2. La Virtus Abbiatense ha, dunque, presentato ricorso al Collegio di Garanzia, articolando i seguenti due motivi (oltre ad uno per la mera ricostruzione delle circostanze di fatto):
- “Violazione e mancata applicazione degli art. 50, 60 del CGS FIGC in ordine alla mancata attività di indagine su un punto decisivo ai fini del decidere”.
La ricorrente, ribadendo che, a suo dire, i fatti si sarebbero svolti in maniera differente, e che l’accaduto era stato visto da numerosi testimoni, lamenta la mancata integrazione istruttoria, anche d’ufficio, non compiuta dalla CSA, la quale si sarebbe illegittimamente basata esclusivamente sul referto arbitrale.
A sostegno di tale asserto, identifica alcuni testimoni (l’allenatore della Virtus, sig. Matteo Sazio, il dirigente della stessa, sig. Gianni Mantovani, il Presidente della squadra ospitante, sig. Marco Serviddio e lo spettatore, sig. Massimo Amodeo) e produce alcune loro deposizioni rese in forma scritta.
- “Violazione e mancata applicazione dell’art. 61 del CGS FIGC. Sul valore probatorio del referto arbitrale e la necessità di integrazione istruttoria”.
A detta della ricorrente, sulla base delle predette circostanze, stante il tenore del comma 1 della disposizione citata (“I rapporti degli ufficiali di gara o del Commissario di campo e i relativi eventuali supplementi fanno piena prova circa i fatti accaduti e il comportamento di tesserati in occasione dello svolgimento delle gare. Gli organi di giustizia sportiva possono utilizzare, altresì, ai fini di prova gli atti di indagine della Procura federale”), la stessa dovrebbe in ogni caso essere letta in combinato disposto con il citato art. 60, che prevede la possibilità di testimonianza quando, dal materiale acquisito, emerga la necessità di provvedere in tal senso, e perciò ne deduce la violazione.

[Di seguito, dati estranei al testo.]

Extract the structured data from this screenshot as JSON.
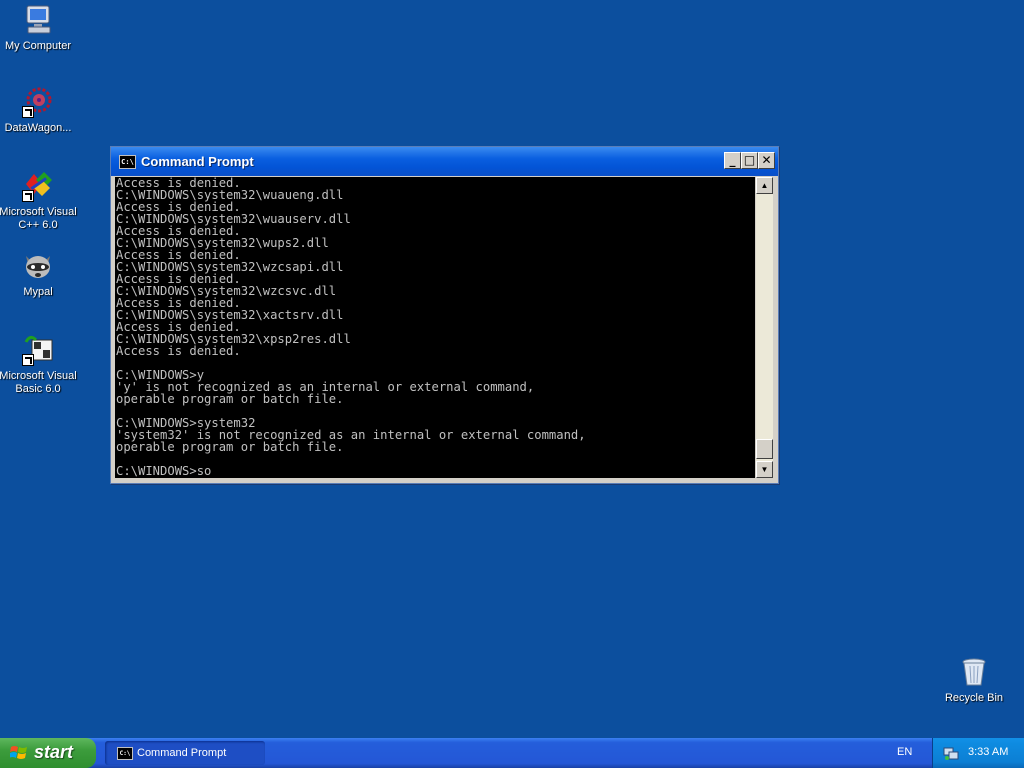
{
  "desktop": {
    "icons": [
      {
        "label": "My Computer"
      },
      {
        "label": "DataWagon..."
      },
      {
        "label": "Microsoft Visual C++ 6.0"
      },
      {
        "label": "Mypal"
      },
      {
        "label": "Microsoft Visual Basic 6.0"
      },
      {
        "label": "Recycle Bin"
      }
    ]
  },
  "window": {
    "title": "Command Prompt",
    "icon_text": "C:\\",
    "minimize_glyph": "_",
    "maximize_glyph": "□",
    "close_glyph": "✕",
    "console_lines": [
      "Access is denied.",
      "C:\\WINDOWS\\system32\\wuaueng.dll",
      "Access is denied.",
      "C:\\WINDOWS\\system32\\wuauserv.dll",
      "Access is denied.",
      "C:\\WINDOWS\\system32\\wups2.dll",
      "Access is denied.",
      "C:\\WINDOWS\\system32\\wzcsapi.dll",
      "Access is denied.",
      "C:\\WINDOWS\\system32\\wzcsvc.dll",
      "Access is denied.",
      "C:\\WINDOWS\\system32\\xactsrv.dll",
      "Access is denied.",
      "C:\\WINDOWS\\system32\\xpsp2res.dll",
      "Access is denied.",
      "",
      "C:\\WINDOWS>y",
      "'y' is not recognized as an internal or external command,",
      "operable program or batch file.",
      "",
      "C:\\WINDOWS>system32",
      "'system32' is not recognized as an internal or external command,",
      "operable program or batch file.",
      "",
      "C:\\WINDOWS>so"
    ],
    "colors": {
      "background": "#000000",
      "text": "#c0c0c0"
    }
  },
  "taskbar": {
    "start_label": "start",
    "items": [
      {
        "label": "Command Prompt",
        "icon_text": "C:\\"
      }
    ],
    "language": "EN",
    "clock": "3:33 AM"
  }
}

- Conclude la ricorrente, A.S. Virtus Abbiatense, chiedendo al Collegio di Garanzia, “di accogliere il presente ricorso per i motivi esposti in narrativa e, conseguentemente, di disporre l'annullamento e/o la revoca e/o di dichiarare inefficaci la sanzione disciplinare irrogata, a carico del sig. Di Benedetto (calciatore tesserato con l’odierna ricorrente), con la decisione impugnata, nonché la sanzione amministrativa dell'ammenda pari ad € 1.0000,00, irrogata a suo carico, a titolo di responsabilità oggettiva derivante dalla condotta del suo tesserato; per l'effetto, di disporre il rinvio degli atti alla Corte Sportiva d'Appello Territoriale presso il C.R. Lombardia della FIGC-LND, affinché, in diversa composizione, svolga un nuovo esame del merito, applicando il principio di diritto dichiarato dal Collegio”.
3. Nessuno si è costituito per la Lega Nazionale Dilettanti, Comitato Regionale Lombardia, né per la FIGC, cui il ricorso è stato trasmesso dalla Segreteria del Collegio di Garanzia a mente dell’art. 59, comma 2, CGS CONI.
Considerato in diritto
I. Va preliminarmente valutata l’ammissibilità del ricorso, che, non investendo la decisione della CSA circa la perdita della gara, correttamente non è stato notificato a A.S.D. Real Trezzano.
Per quanto concerne, però, il gravame avverso la sanzione dell’ammenda, va esclusa la competenza del Collegio di Garanzia, risolvendosi questa in una questione di rilievo bagatellare, per la quale, a mente dell’art. 54, comma 1, CGS CONI, il ricorso è improponibile.
Al contempo, in ordine alla sanzione disciplinare irrogata al Di Benedetto, va riaffermato il principio secondo cui "Il procedimento disciplinare ha ad oggetto le legittimità di una pretesa punitiva nei confronti di un soggetto; ha struttura strettamente binaria nella quale si contrappongono due sole posizioni: quella dell’organo che esercita l’azione disciplinare e quella del soggetto destinatario della pretesa sanzionatoria. Nessun altro soggetto è legittimato ad intervenire, né per sostenere le ragioni dell’una o dell’altra parte, né per far valere un proprio autonomo interesse (interesse che, del resto, proprio perché autonomo risulterebbe necessariamente indipendente dal procedimento disciplinare e dunque estraneo ad esso)” (Collegio di Garanzia dello Sport, Sezioni Unite, decisione 6 settembre 2019, n. 71).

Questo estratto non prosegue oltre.